Banner de boas-vindas ao evento. Foto: Acervo FLUP
Banner de boas-vindas ao evento. Foto: Acervo FLUP

O evento já foi realizado em territórios como o Morro dos Prazeres, Vidigal, Babilônia, Mangueira e, saindo de territórios de favela, em 2019, aconteceu no Museu de Arte do Rio de Janeiro (MAR). Durante a pandemia do coronavírus, o evento aconteceu de maneira remota e, este ano de 2022, a FLUP voltou ao modelo presencial e à favela.

“Todas as pessoas envolvidas na 12ª edição da Flup trabalham no sentido de borrar as fronteiras que afastam ou aproximam o Brasil da Maré. Mas não há como negar que, muito mais do que definir o que é centro e o que é periferia, é essa cisão que permite que o Estado entre aqui com caveirões, fuzis e pés na porta, num desrespeito genocida, que um dia a História há de condenar.” — Julio Ludemir, diretor geral da FLUP

Julio, em carta de apresentação e convite para o evento, torce para que a FLUP chegue a todos os públicos. “Que a FLUP invada o Brasil. Que o Brasil invada a Maré. E nesses fluxos e refluxos possamos enfim apagar as fictícias linhas que nos separam de nós mesmos”, diz o diretor.

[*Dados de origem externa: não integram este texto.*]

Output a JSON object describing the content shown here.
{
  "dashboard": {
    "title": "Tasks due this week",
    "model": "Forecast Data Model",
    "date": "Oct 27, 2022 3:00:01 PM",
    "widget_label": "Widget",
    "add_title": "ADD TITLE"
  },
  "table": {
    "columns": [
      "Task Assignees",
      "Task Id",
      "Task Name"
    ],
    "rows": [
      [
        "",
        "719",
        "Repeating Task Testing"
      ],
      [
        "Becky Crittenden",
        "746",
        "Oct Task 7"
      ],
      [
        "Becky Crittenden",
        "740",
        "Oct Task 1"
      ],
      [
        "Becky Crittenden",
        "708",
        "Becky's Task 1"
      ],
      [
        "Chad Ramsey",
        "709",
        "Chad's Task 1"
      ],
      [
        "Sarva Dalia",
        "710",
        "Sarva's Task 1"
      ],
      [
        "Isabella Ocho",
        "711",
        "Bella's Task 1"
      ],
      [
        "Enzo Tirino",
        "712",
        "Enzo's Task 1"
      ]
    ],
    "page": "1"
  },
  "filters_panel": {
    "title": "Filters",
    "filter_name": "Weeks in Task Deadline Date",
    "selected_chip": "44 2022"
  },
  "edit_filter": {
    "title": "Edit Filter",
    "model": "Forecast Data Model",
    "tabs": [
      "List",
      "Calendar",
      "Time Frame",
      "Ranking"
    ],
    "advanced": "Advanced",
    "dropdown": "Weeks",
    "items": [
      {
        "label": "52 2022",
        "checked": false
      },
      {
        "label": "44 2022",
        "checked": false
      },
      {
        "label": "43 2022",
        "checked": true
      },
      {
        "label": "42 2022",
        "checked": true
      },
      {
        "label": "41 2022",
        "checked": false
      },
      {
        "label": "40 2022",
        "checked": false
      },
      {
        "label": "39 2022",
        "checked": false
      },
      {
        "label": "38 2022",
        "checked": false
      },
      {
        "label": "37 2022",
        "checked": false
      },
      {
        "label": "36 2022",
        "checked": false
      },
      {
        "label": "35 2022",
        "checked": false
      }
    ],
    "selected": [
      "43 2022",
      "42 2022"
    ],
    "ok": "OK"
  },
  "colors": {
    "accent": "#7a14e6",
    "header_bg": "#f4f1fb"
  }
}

O evento realizou uma série de mesas de debate cujo título era Quilombo do Lima, com o intuito de memorar o escritor Lima Barreto, homenageado pelo evento. Além disso, aconteceram lançamentos de obras literárias e diversas apresentações musicais, além das semifinais e finais das competições Slam Nacional e Slam Colegial.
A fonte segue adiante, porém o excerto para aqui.